Mr.RODGERS (Wannon) [10.59].- It appears to me that the Government has altogether overlooked the fact that it remodelled the whole provisions of the previous bill, and substituted section 44, which contains the procedure for appeal. It has clothed and furnished the valuation board with ample authority, provided deliberately for its constitution, and has gone to no end of trouble to perfect the new system - and then it deliberately . gives the taxpayer the right to avoid that board altogether. The giving of this choice will mean thatwe shall get nowhere. I submit that ample machinery is provided to protect the legal rights of both the Commissioner and the land-holder, for either party would be able to appeal to the High Court or the Supreme Court on any question excepting that of valuation.

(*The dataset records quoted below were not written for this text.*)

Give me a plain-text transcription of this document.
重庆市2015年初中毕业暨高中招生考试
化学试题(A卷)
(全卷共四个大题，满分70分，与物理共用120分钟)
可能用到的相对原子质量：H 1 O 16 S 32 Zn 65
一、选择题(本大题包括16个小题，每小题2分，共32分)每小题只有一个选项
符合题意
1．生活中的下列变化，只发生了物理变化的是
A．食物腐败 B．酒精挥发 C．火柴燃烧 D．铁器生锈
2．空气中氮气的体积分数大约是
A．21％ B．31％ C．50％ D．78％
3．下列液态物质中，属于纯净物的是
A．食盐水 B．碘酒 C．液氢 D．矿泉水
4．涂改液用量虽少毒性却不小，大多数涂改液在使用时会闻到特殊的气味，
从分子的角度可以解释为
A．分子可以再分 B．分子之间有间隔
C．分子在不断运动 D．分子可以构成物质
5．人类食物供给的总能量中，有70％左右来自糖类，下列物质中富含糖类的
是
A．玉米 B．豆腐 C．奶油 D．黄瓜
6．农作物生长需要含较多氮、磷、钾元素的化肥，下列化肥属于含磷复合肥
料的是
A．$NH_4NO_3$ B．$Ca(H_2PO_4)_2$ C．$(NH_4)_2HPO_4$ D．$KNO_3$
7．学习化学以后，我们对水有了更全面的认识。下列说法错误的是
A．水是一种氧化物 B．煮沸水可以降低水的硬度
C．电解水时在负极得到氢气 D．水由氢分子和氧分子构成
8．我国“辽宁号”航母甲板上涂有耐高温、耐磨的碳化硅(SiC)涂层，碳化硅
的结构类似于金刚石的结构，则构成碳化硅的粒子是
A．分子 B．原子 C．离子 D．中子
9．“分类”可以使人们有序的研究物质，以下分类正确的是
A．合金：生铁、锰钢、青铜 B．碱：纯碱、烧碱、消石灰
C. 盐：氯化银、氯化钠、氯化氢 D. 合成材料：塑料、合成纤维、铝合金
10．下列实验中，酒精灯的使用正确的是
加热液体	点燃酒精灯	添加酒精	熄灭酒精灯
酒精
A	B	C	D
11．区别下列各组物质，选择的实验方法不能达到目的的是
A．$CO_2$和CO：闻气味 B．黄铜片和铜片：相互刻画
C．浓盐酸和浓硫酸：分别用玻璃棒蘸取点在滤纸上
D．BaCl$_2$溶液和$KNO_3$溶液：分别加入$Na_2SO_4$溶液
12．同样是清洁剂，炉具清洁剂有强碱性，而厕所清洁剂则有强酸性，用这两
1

I should be the last to take from a citizen the right of appeal on a question of law to the highest tribunal in the land; but it would be folly for us to set up this . expert valuation board and then permit a taxpayer or the Commissioner to go over its head to a court. The honorable member for Boothby said that the court would probably accept the valuation of the board ; but I point out that the case would go to the court without being submitted to the board. Seeing that the board will have as its chairman a gentleman who would give his whole time to the work, and as its other members would be thoroughly competent valuers, we should not permit either party to disregard it. It should be the final authority on all questions of valuation.

Question - That the words proposed to be inserted be so inserted (Mr. Scullin’s amendment) - put. The Committee divided:

Ayes . . . . . . 19

Noes . . . . . . 28

Majority . . 9

Question so resolved in the negative.

Amendment negatived.

Progress reported.

page 2823

HOUR OF MEETING

Motion (by Mr. Bruce) agreed to -

That the House at its rising adjourn until 11 a.m. to-morrow.